Fellow: Awarded 2017
Field of Study: European and Latin American History
Competition: US & Canada
Michael David-Fox is a historian of modern Russia and the USSR, whose work has ranged from cultural and political history to transnational studies and modernity theory. At the outset of his career, he became one of the first foreign researchers to work in formerly closed Communist Party archives during the collapse of the Soviet Union. He went on to become a founding editor of Kritika: Explorations in Russian and Eurasian History, a transformative journal that has helped to internationalize the field of Russian Studies. In a series of books, nine edited volumes, twelve edited special theme issues of journals, and over forty-five articles and chapters, David-Fox has probed unexpected connections between culture and politics, institutions and mentalities, and domestic and international shifts. His latest work explores covert entanglements across borders, ideologies, and cultures.

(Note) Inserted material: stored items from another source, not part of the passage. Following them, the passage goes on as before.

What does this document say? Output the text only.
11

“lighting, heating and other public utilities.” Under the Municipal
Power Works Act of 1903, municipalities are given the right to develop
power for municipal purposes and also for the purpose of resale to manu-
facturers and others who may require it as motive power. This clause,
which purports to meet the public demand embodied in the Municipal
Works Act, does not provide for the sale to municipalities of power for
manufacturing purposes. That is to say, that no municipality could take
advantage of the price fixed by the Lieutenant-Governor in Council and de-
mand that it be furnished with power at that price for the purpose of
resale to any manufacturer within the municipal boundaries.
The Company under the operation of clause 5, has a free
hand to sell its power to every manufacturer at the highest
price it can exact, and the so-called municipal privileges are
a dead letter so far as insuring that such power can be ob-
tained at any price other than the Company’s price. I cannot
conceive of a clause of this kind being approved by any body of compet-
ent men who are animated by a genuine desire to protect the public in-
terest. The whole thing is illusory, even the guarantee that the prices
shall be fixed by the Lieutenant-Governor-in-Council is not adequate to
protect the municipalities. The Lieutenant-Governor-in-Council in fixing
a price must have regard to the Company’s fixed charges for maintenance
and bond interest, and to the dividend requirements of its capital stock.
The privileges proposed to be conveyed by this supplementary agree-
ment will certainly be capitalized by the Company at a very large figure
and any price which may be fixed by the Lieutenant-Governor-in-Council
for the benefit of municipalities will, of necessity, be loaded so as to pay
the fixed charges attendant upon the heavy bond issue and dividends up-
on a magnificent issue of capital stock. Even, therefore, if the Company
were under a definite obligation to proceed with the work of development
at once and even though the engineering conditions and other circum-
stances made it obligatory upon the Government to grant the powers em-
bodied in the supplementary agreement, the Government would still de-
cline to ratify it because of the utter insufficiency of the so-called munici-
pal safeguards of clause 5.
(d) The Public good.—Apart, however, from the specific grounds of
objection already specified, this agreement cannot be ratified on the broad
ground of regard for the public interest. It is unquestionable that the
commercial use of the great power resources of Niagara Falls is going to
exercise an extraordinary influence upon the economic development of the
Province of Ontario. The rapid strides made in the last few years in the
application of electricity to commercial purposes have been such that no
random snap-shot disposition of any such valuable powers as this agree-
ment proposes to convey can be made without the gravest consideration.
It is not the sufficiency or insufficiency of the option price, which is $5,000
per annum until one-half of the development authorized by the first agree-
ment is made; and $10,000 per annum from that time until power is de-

A Professor in the School of Foreign Service and Department of History at Georgetown, David-Fox received his A.B. from Princeton and his PhD from Yale. He is author of Revolution of the Mind: Higher Learning among the Bolsheviks, 1918-1929 (1997); Showcasing the Great Experiment: Cultural Diplomacy and Western Visitors to the Soviet Union, 1921-1941 (2012, translated into Russian and Chinese, a Choice Outstanding Academic Title); Crossing Borders: Modernity, Ideology, and Culture in Russia and the Soviet Union (2015, under translation into Russian, winner of the 2016 Historia Nova Prize for Best Book in Russian Intellectual and Cultural History).
David-Fox has been a Humboldt Fellow in Berlin, a visiting professor at the École des Hautes Études en Sciences Sociales in Paris, and was awarded the title of honorary professor from Samara State University in Russia. He has been a visiting scholar at or held fellowships from the W. Averill Harriman Institute at Columbia University, the Swedish Collegium for Advanced Study, the Kennan Institute for Advanced Russian Studies, the Davis Center for Historical Studies at Princeton University, the Mandel Center for Advanced Holocaust Studies at the United States Holocaust Memorial Museum, the Woodrow Wilson International Center for Scholars, and the American Council of Learned Societies.
His Guggenheim Project, “Smolensk under Nazi and Soviet Rule,” is a study of the exercise of power in a Russian region under Stalinism and the German occupation during WWII. Aiming squarely at the place where regional history meets the grand narrative, it cross-fertilizes three rapidly evolving fields: the study of Stalinism, German occupation on the Eastern Front during World War II, and the Holocaust.